This year’s Data Book also reports that the vast majority of children in Puerto Rico, 84 percent, live in high poverty areas.

Puerto Rican children and their families face significant economic distress, according to the 2017 Kids Count Data Book released Tuesday by the Annie E. Casey Foundation.

The report found 57 percent of children on the island live in families where no parent has full-time year-round employment.

This year’s Data Book also reports that the vast majority of children in Puerto Rico, 84 percent, live in high poverty areas. This economic data, combined with other indicators on child wellbeing, reveal the significant challenges faced by children and families in Puerto Rico.

This year’s Data Book shows that children and youth in Puerto Rico are significantly worse off than their peers in the continental United States. At 58 percent, children living in poverty are more than twice as high as the U.S. average of 22 percent. Moreover, the percentage of Puerto Rican children living in high poverty areas is six times higher than children in the continental U.S., the study showed.

“These data are alarming when we consider the impact of living in homes where there is financial insecurity, as well as the impact of living in areas of concentrated poverty,” said Amanda Rivera, executive director of the Youth Development Institute.

“Research has shown us that these experiences can have a negative impact on everything from health to educational outcomes. This has dire implications not just because of what children are experiencing today, but because of what it will mean for the workforce and long-term economy of Puerto Rico,” she said.

The annual Kids Count Data Book uses 16 indicators across four domains — health, education, economic wellbeing and family and community — to analyze child wellbeing in every state and territories, including Puerto Rico.

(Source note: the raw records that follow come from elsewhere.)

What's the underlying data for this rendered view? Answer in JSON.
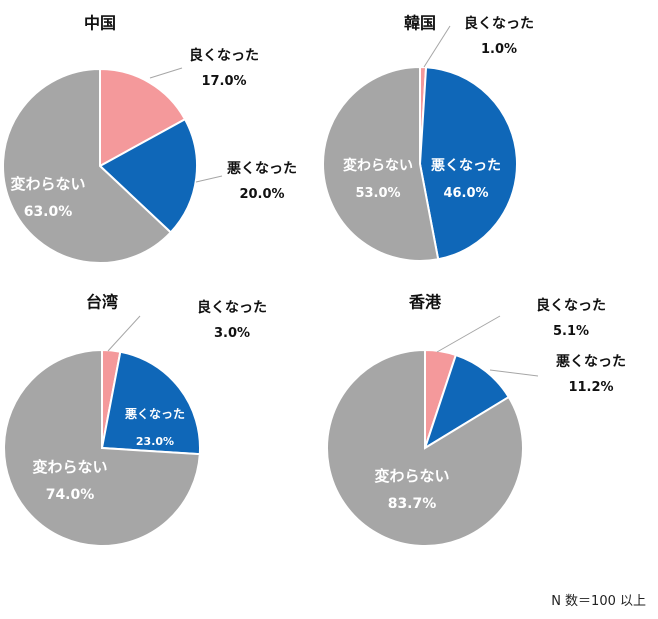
{
  "chart_data": [
    {
      "type": "pie",
      "title": "中国",
      "slices": [
        {
          "label": "良くなった",
          "value": 17.0,
          "value_label": "17.0%",
          "color": "#f4999b"
        },
        {
          "label": "悪くなった",
          "value": 20.0,
          "value_label": "20.0%",
          "color": "#0f67b8"
        },
        {
          "label": "変わらない",
          "value": 63.0,
          "value_label": "63.0%",
          "color": "#a6a6a6"
        }
      ]
    },
    {
      "type": "pie",
      "title": "韓国",
      "slices": [
        {
          "label": "良くなった",
          "value": 1.0,
          "value_label": "1.0%",
          "color": "#f4999b"
        },
        {
          "label": "悪くなった",
          "value": 46.0,
          "value_label": "46.0%",
          "color": "#0f67b8"
        },
        {
          "label": "変わらない",
          "value": 53.0,
          "value_label": "53.0%",
          "color": "#a6a6a6"
        }
      ]
    },
    {
      "type": "pie",
      "title": "台湾",
      "slices": [
        {
          "label": "良くなった",
          "value": 3.0,
          "value_label": "3.0%",
          "color": "#f4999b"
        },
        {
          "label": "悪くなった",
          "value": 23.0,
          "value_label": "23.0%",
          "color": "#0f67b8"
        },
        {
          "label": "変わらない",
          "value": 74.0,
          "value_label": "74.0%",
          "color": "#a6a6a6"
        }
      ]
    },
    {
      "type": "pie",
      "title": "香港",
      "slices": [
        {
          "label": "良くなった",
          "value": 5.1,
          "value_label": "5.1%",
          "color": "#f4999b"
        },
        {
          "label": "悪くなった",
          "value": 11.2,
          "value_label": "11.2%",
          "color": "#0f67b8"
        },
        {
          "label": "変わらない",
          "value": 83.7,
          "value_label": "83.7%",
          "color": "#a6a6a6"
        }
      ]
    }
  ],
  "footnote": "N 数＝100 以上"
}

The domains and indicators represent what children need most to thrive. Since last year’s Data Book, salient data indicators for Puerto Rico include:

  • Teen birth rate (births per 1,000 females ages 15 to 19) dropped from 40 to 34 births per 1,000.
  • The percentage of teens ages 16 to 19 not attending school and not working decreased from 15 percent to 11 percent.
  • The percentage of children in households that spent more than 30 percent of their income on housing decreased from 33 percent to 31 percent.
  • Children in poverty remained unchanged at 58 percent.
  • The percentage of children in single-parent families remained unchanged at 59 percent.
  • The percentage of children without health insurance remained unchanged at 3 percent.

While there have been some bright spots in the reduction of teen births, as well as with teenagers not attending school and not working, indicators related to economic security for families — child poverty and full-time, year-round employment — have deteriorated over the last several years.

These declines may be due in part to Puerto Rico’s economic and fiscal crisis, which has included an economic contraction of over 10 percent in the last decade, the study noted.

“We’re concerned about the continued decline of these economic indicators, losing gains we have made, and how that will impact children’s development in the short and long-term,” said Rivera.

“During this period of fiscal cuts, it is important for policy-makers and other decision-makers to understand that disinvestments in children and their families will result in lost human potential and capital as well as increased government costs in over the long-term. Protecting these investments is not just the right thing to do, it is economically sound,” she said.